I’ve been writing for awhile about my frustration with “he said, she said” journalism. (Here and here are examples.) Press Think’s Jay Rosen discussed the problem last month – extensively – as he is wont to do.
[W]hat are the advantages of the newswriting formula I have derisively labeled “he said, she said?” Rather than treat it as a problem, approach it as a kind of solution to quandaries common on the reporting trail. When, for example, a screaming fight breaks out at the city council meeting and you don’t know who’s right, but you have to report it, he said, she said makes the story instantly writable.

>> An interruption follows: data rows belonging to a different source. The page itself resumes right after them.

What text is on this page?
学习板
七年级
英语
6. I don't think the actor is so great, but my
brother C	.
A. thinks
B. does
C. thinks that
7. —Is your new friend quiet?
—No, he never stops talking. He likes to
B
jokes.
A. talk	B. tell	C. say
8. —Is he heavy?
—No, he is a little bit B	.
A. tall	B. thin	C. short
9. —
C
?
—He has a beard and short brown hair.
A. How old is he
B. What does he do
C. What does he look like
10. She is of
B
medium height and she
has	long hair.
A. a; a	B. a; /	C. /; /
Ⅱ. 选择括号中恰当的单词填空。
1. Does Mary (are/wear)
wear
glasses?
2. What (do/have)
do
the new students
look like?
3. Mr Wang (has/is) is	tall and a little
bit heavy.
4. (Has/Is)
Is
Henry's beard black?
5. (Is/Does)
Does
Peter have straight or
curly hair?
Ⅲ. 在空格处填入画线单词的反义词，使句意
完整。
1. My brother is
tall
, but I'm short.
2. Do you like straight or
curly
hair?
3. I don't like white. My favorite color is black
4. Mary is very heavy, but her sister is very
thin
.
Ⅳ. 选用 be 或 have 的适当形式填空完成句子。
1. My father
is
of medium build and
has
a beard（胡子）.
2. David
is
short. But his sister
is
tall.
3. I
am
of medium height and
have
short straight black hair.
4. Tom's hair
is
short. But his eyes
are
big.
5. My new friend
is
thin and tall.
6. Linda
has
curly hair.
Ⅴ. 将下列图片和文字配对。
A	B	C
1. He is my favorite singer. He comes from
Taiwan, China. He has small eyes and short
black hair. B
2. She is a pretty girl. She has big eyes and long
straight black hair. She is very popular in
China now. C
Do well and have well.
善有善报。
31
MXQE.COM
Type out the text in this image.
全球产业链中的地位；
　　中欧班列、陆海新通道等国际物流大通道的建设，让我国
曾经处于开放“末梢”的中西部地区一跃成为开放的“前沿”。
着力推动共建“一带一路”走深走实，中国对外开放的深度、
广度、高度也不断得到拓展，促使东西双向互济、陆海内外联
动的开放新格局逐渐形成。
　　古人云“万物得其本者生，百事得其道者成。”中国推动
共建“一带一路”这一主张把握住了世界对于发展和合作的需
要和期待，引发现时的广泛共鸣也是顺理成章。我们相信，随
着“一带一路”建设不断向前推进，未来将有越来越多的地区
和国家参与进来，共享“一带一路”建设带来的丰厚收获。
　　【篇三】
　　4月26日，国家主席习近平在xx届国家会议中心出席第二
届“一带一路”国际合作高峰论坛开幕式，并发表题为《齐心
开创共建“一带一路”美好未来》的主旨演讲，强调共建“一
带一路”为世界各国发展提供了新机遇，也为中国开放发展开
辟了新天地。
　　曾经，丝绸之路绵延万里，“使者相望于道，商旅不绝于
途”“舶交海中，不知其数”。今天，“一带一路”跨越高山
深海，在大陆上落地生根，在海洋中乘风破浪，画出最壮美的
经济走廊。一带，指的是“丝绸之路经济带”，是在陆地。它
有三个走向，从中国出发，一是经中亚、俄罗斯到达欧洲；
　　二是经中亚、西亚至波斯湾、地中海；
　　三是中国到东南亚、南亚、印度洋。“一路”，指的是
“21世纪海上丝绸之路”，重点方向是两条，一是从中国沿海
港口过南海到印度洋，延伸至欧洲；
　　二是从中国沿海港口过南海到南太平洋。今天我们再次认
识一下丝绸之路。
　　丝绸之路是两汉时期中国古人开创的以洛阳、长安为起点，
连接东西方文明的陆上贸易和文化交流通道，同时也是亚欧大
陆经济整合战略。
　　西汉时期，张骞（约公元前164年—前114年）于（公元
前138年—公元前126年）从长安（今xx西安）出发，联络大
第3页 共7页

Not a problem, but a solution to the reporter’s (deadline!) problem.
When you kinda sorta recall that Hank Greenberg is a guy who shouldn’t necessarily get the benefit of the doubt in a dispute like this, but you don’t know the history well enough to import it into your account without a high risk of error, and yet you have to produce an error-free account for tomorrow’s paper because your editor expects of you just that… he said, she said gets you there.

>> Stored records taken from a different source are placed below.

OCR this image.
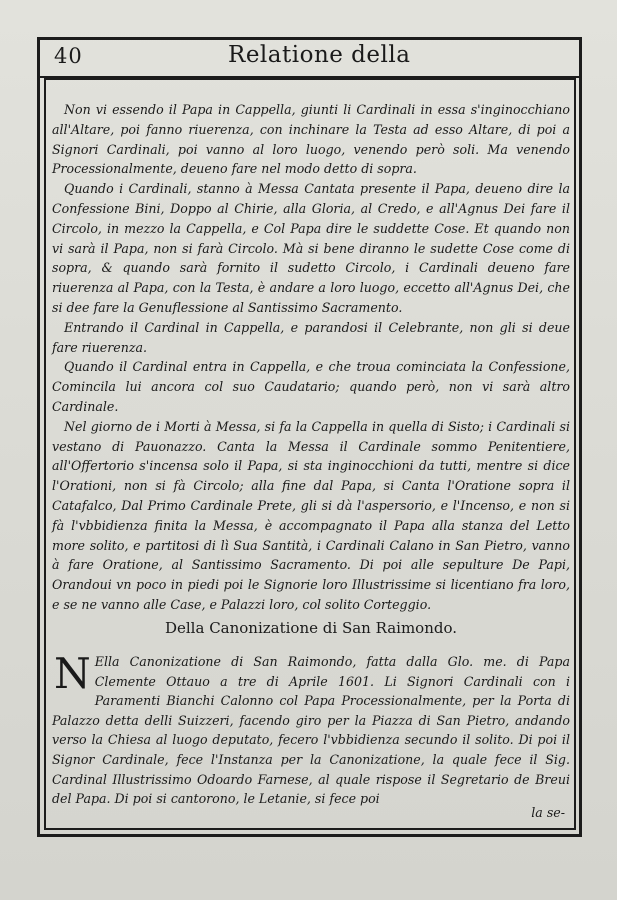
40	Relatione della

Non vi essendo il Papa in Cappella, giunti li Cardinali in essa s'inginocchiano all'Altare, poi fanno riuerenza, con inchinare la Testa ad esso Altare, di poi a Signori Cardinali, poi vanno al loro luogo, venendo però soli. Ma venendo Processionalmente, deueno fare nel modo detto di sopra.

Quando i Cardinali, stanno à Messa Cantata presente il Papa, deueno dire la Confessione Bini, Doppo al Chirie, alla Gloria, al Credo, e all'Agnus Dei fare il Circolo, in mezzo la Cappella, e Col Papa dire le suddette Cose. Et quando non vi sarà il Papa, non si farà Circolo. Mà si bene diranno le sudette Cose come di sopra, & quando sarà fornito il sudetto Circolo, i Cardinali deueno fare riuerenza al Papa, con la Testa, è andare a loro luogo, eccetto all'Agnus Dei, che si dee fare la Genuflessione al Santissimo Sacramento.

Entrando il Cardinal in Cappella, e parandosi il Celebrante, non gli si deue fare riuerenza.

Quando il Cardinal entra in Cappella, e che troua cominciata la Confessione, Comincila lui ancora col suo Caudatario; quando però, non vi sarà altro Cardinale.

Nel giorno de i Morti à Messa, si fa la Cappella in quella di Sisto; i Cardinali si vestano di Pauonazzo. Canta la Messa il Cardinale sommo Penitentiere, all'Offertorio s'incensa solo il Papa, si sta inginocchioni da tutti, mentre si dice l'Orationi, non si fà Circolo; alla fine dal Papa, si Canta l'Oratione sopra il Catafalco, Dal Primo Cardinale Prete, gli si dà l'aspersorio, e l'Incenso, e non si fà l'vbbidienza finita la Messa, è accompagnato il Papa alla stanza del Letto more solito, e partitosi di lì Sua Santità, i Cardinali Calano in San Pietro, vanno à fare Oratione, al Santissimo Sacramento. Di poi alle sepulture De Papi, Orandoui vn poco in piedi poi le Signorie loro Illustrissime si licentiano fra loro, e se ne vanno alle Case, e Palazzi loro, col solito Corteggio.

Della Canonizatione di San Raimondo.
N Ella Canonizatione di San Raimondo, fatta dalla Glo. me. di Papa Clemente Ottauo a tre di Aprile 1601. Li Signori Cardinali con i Paramenti Bianchi Calonno col Papa Processionalmente, per la Porta di Palazzo detta delli Suizzeri, facendo giro per la Piazza di San Pietro, andando verso la Chiesa al luogo deputato, fecero l'vbbidienza secundo il solito. Di poi il Signor Cardinale, fece l'Instanza per la Canonizatione, la quale fece il Sig. Cardinal Illustrissimo Odoardo Farnese, al quale rispose il Segretario de Breui del Papa. Di poi si cantorono, le Letanie, si fece poi
la se-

Or when the Congressional Budget Office issues a report on ethanol and what it’s costing us in higher food prices, the AP reporter to whom the story is given could just summarize the report, but that’s a little too much like stenography, isn’t it? So the AP adds reactions from organized groups that are primed to react.
This is a low cost way of going beyond the report itself. A familiar battle of interpretations follows, with critics of ethanol underlining the costs and supporters stressing the benefits. Of course, the AP could try to sort out those competing claims, but that would take more time and background knowledge than it probably has available for a simple “CBO report issued” story. “Supporters of ethanol disagreed, saying the report was good news…” gets the job done.
Rosen thinks the times they are a changin’, and cites The Washington Post’s Dan Froomkin, who argues for more “bullshit calling.”
It takes a while to slog through, but as usual, Rosen covers all the bases.